1.1  Los técnicos de la dictadura de Miguel Primo de Rivera

 

El ejército se convertía en el cirujano de hierro que necesitaba provisionalmente el país, según la opinión del intelectual regeneracionista Joaquín Costa. Este papel regenerador del ejército en la política de España, tendrá su cumplimiento en el pronunciamiento de Miguel Primo de Rivera, quien bajo el lema de la eficacia, instauró un directorio militar para acabar con las corruptelas del régimen restauracionista. A pesar de todo, el general Primo de Rivera, tendrá que captar a jóvenes políticos de segunda fila del maurismo para ocupar los puestos dirigentes económicos y administrativos en 1925, ante la carencia de personal especializado en el ejército. El principal de ellos fue el abogado José Calvo Sotelo (1893-1936), quien fue ministro de Hacienda entre 1925 y 1930. Calvo Sotelo intentó defender la línea de nacionalismo económico, lo que le llevó al monopolio de petróleos, fundando la compañía estatal CAMPSA. La nacionalización de los recursos vinculados con el petróleo que enfrentó a España con las siete compañías multinacionales del sector, pretendía crear para el país una política nacional energética no sólo, de refinado, sino de transporte en petroleros y prospección en los lugares con yacimientos (Bullón de Mendoza 2004 )
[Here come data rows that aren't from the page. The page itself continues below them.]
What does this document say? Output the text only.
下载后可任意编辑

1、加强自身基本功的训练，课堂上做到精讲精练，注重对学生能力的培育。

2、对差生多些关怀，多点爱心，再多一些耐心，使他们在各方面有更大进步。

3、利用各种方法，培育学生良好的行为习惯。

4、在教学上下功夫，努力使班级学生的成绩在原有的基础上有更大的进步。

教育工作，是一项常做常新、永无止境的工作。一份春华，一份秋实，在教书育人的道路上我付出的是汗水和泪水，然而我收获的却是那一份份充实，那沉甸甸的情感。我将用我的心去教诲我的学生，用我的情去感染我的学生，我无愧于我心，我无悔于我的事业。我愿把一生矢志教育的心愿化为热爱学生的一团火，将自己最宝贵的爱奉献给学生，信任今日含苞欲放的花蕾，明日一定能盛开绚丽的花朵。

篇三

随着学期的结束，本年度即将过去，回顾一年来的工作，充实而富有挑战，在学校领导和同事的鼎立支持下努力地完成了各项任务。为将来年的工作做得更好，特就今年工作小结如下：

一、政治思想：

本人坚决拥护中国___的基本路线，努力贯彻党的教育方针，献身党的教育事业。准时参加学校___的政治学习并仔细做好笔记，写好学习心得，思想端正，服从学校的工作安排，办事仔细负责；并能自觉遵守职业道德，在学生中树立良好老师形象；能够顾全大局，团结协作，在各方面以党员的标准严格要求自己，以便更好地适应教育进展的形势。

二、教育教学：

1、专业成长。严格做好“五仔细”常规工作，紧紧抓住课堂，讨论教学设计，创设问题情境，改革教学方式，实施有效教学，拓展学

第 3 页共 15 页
El otro referente, que congregó en torno a su figura un gran número de técnicos fue Rafael Benjumea Burín (1876-1952). Ministro de Obras Públicas de 1925 a 1930, defensor de que el Estado interviniese directamente en el desarrollo del país, fue el instigador material de gran número de proyectos, entre los que destacan dos: la creación de una red de carreteras y la puesta en marcha de las Confederaciones Hidrográficas, que favoreciesen el aprovechamiento integral de los ríos mediante una organización de conjunto industrial, agrícola y social. El ingeniero andaluz fue ennoblecido con el título de conde de Guadalhorce, por la obra que realizó en aquel río. Exiliado en 1931 cuando se proclamó la II República, recaló en Buenos Aires en 1933, donde colaboró en las obras del metro de la capital argentina (DDAA 1991: 910), fue el responsable de la línea C del subterráneo, como se conoce allí al metro. Permaneció en el país hasta 1948, en que volvió a España. A nivel político, encabezó un pequeño grupo derechista monárquico, que junto a los más numerosos carlistas e iniciales falangistas, forjaron a los partidarios del bando nacional en la comunidad española de Argentina.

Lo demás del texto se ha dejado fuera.